By 6am we had meditated, packed and were ready to leave for Takoradi. Travelling by mini-van, the journey took us south of Kumasi and onto the southern coast of Ghana and far west of Accra. The previous day Patryk, Otis, Michael and Aaron had gone on ahead in the taxi to sort out accommodation and to start putting up posters.
The route took us through jungles and open plains filled with lush vegetation, as if from a scene from paradise. As we passed through Cape Coast, we followed the coast road and had a long wonderful view of the Atlantic Ocean and its golden palm-fringed beaches.
When we arrived at the Ghanaian National Association of Teachers’ hall and accommodation, we were a little surprised how far away it as from the centre of Takoradi. Miles away. Our thoughts turned again unfavourably to Alex the dogdy booking agent. Luckily we were reliably told that everybody knew about the hall and that people regularly came to programmes throughout the week. I must say that surveying the quiet rurality of the place I had my doubts!
One great advantage of this place was the large bedrooms and in particular the huge men’s dorm. At last all the men were all able to fit into one room and feel the collective cool under one rotating ceiling fan! Luckily, nobody snored. Either that or we were too exhausted to notice.
Once we’d settled ourselves in, we jumped into a couple of local minibus taxis and headed off into town. After a little light leafleting and street realisation, we trundled off to a nearby restaurant for Fufu and Red-red! Afterwards was our first and only chance for a dip in the Atlantic Ocean. Before coming to Ghana I had envisaged numerous meditation sessions on the beach. The reality was that we simply never had the time. Now we made the time! The waves were strong and there was also a bit of an under current, so staying at waist depth was imperative, but still there is nothing quite like surrendering to the power of water after the heat of the day! Afterwards we felt refreshed and raring to go.
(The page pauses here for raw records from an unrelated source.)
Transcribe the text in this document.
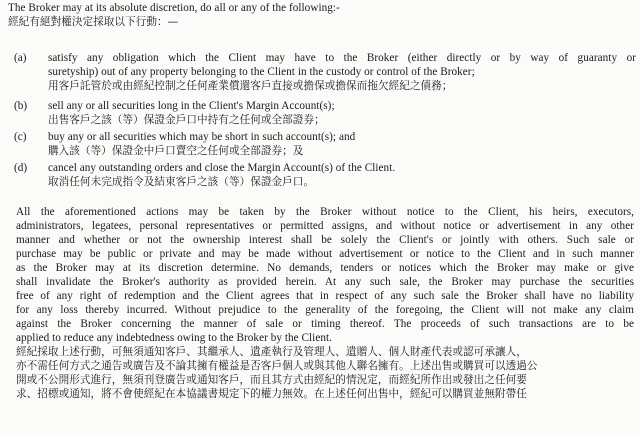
The Broker may at its absolute discretion, do all or any of the following:-
經紀有絕對權決定採取以下行動：—
(a) satisfy any obligation which the Client may have to the Broker (either directly or by way of guaranty or
suretyship) out of any property belonging to the Client in the custody or control of the Broker;
用客戶託管於或由經紀控制之任何產業償還客戶直接或擔保或擔保而拖欠經紀之債務；
(b) sell any or all securities long in the Client's Margin Account(s);
出售客戶之該（等）保證金戶口中持有之任何或全部證券；
(c) buy any or all securities which may be short in such account(s); and
購入該（等）保證金中戶口賣空之任何或全部證券；及
(d) cancel any outstanding orders and close the Margin Account(s) of the Client.
取消任何未完成指令及結束客戶之該（等）保證金戶口。
All the aforementioned actions may be taken by the Broker without notice to the Client, his heirs, executors,
administrators, legatees, personal representatives or permitted assigns, and without notice or advertisement in any other
manner and whether or not the ownership interest shall be solely the Client's or jointly with others. Such sale or
purchase may be public or private and may be made without advertisement or notice to the Client and in such manner
as the Broker may at its discretion determine. No demands, tenders or notices which the Broker may make or give
shall invalidate the Broker's authority as provided herein. At any such sale, the Broker may purchase the securities
free of any right of redemption and the Client agrees that in respect of any such sale the Broker shall have no liability
for any loss thereby incurred. Without prejudice to the generality of the foregoing, the Client will not make any claim
against the Broker concerning the manner of sale or timing thereof. The proceeds of such transactions are to be
applied to reduce any indebtedness owing to the Broker by the Client.
經紀採取上述行動，可無須通知客戶、其繼承人、遺產執行及管理人、遺贈人、個人財產代表或認可承讓人，
亦不需任何方式之通告或廣告及不論其擁有權益是否客戶個人或與其他人聯名擁有。上述出售或購買可以透過公
開或不公開形式進行，無須刊登廣告或通知客戶，而且其方式由經紀的情況定，而經紀所作出或發出之任何要
求、招標或通知，將不會使經紀在本協議書規定下的權力無效。在上述任何出售中，經紀可以購買並無附帶任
Just as well, as the programme ahead was challenging to say the least.
Public programme in Takoradi
Back at the Teacher’s Hall, we prepared for the 5pm programme and after an hour or so of music about 40 people had gathered eager to get their realisation. So far so good. The hall was about as echoey as a cross between St. Paul’s cathedral and a vast subterranean cavern, so Shri Mataji’s talk was difficult to hear regardless of what volume you set it at. Then as we took the new people through the realisation exercise, an almighty din came echoing from the room below. Sounding like an invading army of elephants and musically-challenged caretakers, chairs were sent crashing and scraping as their human abusers called out some mangled excerpts from gospel songs at the tops of their rasping voices. Coming as it was during the quiet meditative part of our programme, in the name of sanity and diplomacy, clearly something had to be done.
Leaping downwards into the clang and bang of nether hell, I was astonished to find only three people, clumsily putting out chairs for their Christian gospel meeting with all the grace and skill of a lobotomised troll. Try as I might to be polite and reasonable, clearly a ‘win-win’ mutually beneficial negotiation was not part of their evening agenda. I was even more astonished by their blatant arrogance, aggression, ready supply of irrelevant bible quotations and shocking ability to send pangs of fire through my subtle system. At first I couldn’t quite understand why they were behaving so badly and unreasonably, when it dawned on me that they were doing it on purpose. They had arrived over an hour early for their Christian bhoot-fest meeting with the express intention of doing the ‘Lord’s work’ and sabotaging our peaceful meditation. Ah, okay, understood. With which I made a clear statement of our position and left.
Emerging back on True God’s earth, I took a moment to remove hell’s fumes from my chakras and a few of us gave a swift bhandhan. As the harpies below were set to continue with their din, we decided to do a musical meditation, singing en masse the bija mantras and succeeded in blotting them out. Actually the vibrations grew extremely strong as the battle of the musics continued. As more of the Christians arrived in strength, Anand and myself on vocals and Koby and Abraham on the drums were obliged to bring out the big guns and sang the loudest possible songs in all of the Sahaja Yoga cannon: all the Noida songs such as ‘Jago Savera’ (which also had the added punch of all of Shri Matajis names) and qawwalis such as Ali Maula. Also we had the bigger of the two rooms and despite our far fewer numbers, succeeded in drowning them out altogether!!! By the time we sang the Maha Mantras towards the end, the Christians had temporarily run out of steam and given up. Finally, we could enjoy a few moments of unencumbered peace and vibrations. Not until we started to leave did they recommence in a more subdued and friendly key. Jai Shri Mataji!